História: brasileiros foram escravizados e proibidos de falar suas línguas

Segundo estimativas, falavam-se mais de mil idiomas no Brasil na época do “descobrimento”

A Estação Primeira de Mangueira venceu o Carnaval 2019, no Rio de Janeiro, mostrando heróis brasileiros que ficaram fora dos livros de História, e a verdade sobre os Bandeirantes, descritos como heróis na História oficial, mas que escravizavam e vendiam os homens indígenas, estupravam mulheres indígenas e massacravam aldeias.

Muitos eventos importantes ficam de fora dos livros do Brasil, e a maioria dos brasileiros desconhece a História do país.

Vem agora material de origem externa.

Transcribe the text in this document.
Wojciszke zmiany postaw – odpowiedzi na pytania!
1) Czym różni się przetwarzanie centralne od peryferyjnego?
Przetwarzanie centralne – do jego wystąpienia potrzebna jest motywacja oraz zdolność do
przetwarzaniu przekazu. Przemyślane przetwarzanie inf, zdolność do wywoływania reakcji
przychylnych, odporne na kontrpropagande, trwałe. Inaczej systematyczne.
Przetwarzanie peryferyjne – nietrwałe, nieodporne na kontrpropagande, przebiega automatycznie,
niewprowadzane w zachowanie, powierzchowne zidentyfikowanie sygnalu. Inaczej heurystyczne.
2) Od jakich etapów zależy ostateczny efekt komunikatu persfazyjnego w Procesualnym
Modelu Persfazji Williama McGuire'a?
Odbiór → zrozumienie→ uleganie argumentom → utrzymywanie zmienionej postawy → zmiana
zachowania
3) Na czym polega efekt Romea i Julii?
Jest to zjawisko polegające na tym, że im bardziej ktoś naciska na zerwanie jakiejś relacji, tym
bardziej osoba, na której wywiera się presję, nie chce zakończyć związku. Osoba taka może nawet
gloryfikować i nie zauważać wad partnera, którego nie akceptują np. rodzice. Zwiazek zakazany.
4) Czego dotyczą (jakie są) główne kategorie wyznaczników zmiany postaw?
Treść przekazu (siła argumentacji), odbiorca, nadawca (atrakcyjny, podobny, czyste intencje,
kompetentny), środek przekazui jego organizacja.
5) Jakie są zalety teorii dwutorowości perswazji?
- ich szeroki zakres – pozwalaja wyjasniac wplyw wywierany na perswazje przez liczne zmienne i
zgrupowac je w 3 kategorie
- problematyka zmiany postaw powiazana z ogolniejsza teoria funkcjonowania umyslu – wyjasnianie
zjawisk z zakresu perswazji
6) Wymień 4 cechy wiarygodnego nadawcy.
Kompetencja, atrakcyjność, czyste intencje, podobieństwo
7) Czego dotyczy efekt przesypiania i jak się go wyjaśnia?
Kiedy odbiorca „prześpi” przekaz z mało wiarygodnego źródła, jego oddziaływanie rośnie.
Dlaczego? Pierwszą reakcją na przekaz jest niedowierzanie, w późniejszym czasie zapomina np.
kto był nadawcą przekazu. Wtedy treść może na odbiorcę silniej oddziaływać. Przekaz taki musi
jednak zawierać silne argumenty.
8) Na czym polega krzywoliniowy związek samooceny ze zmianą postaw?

O Brasil tem duas línguas oficiais: português e libras (Língua Brasileira de Sinais). Contudo, línguas minoritárias do Brasil são faladas em todo o país. O censo de 2010 contabilizou 305 etnias indígenas no país, que falam 274 línguas diferentes. É estimado que se falavam mais de mil idiomas no Brasil na época do “descobrimento”.

O litoral brasileiro era repleto de tribos indígenas quando os portugueses chegaram ao Brasil, no começo do século XVI. Como o objetivo dos colonos era a obtenção de lucro e exploração da nova terra, não demorou muito para começarem a escravizar indígenas.

Com o estabelecimento dos engenhos de açúcar no nordeste do Brasil, os colonos precisavam de grande quantidade de mão de obra. Muitos senhores de engenho recorreram à escravização de indígenas. Eles organizavam expedições que invadiam as tribos de forma violenta, inclusive com armas de fogo, para sequestrarem os indígenas jovens e fortes para levarem-nos até o engenho. Muitos estupros de índias ocorreram também.

Nos primeiros anos de colonização, as línguas indígenas eram faladas inclusive pelos colonos portugueses, que adotaram um idioma misto baseado na língua tupi, chamado nheengatu. Por ser falada por quase todos os habitantes do Brasil, ficou conhecida como língua geral.

Com o decorrer dos séculos, os índios foram exterminados ou aculturados pela ação colonizadora e, com isso, centenas de seus idiomas foram extintos. No século XVIII, a língua portuguesa tornou-se a oficial do Brasil, o que culminou na quase extinção da língua comum.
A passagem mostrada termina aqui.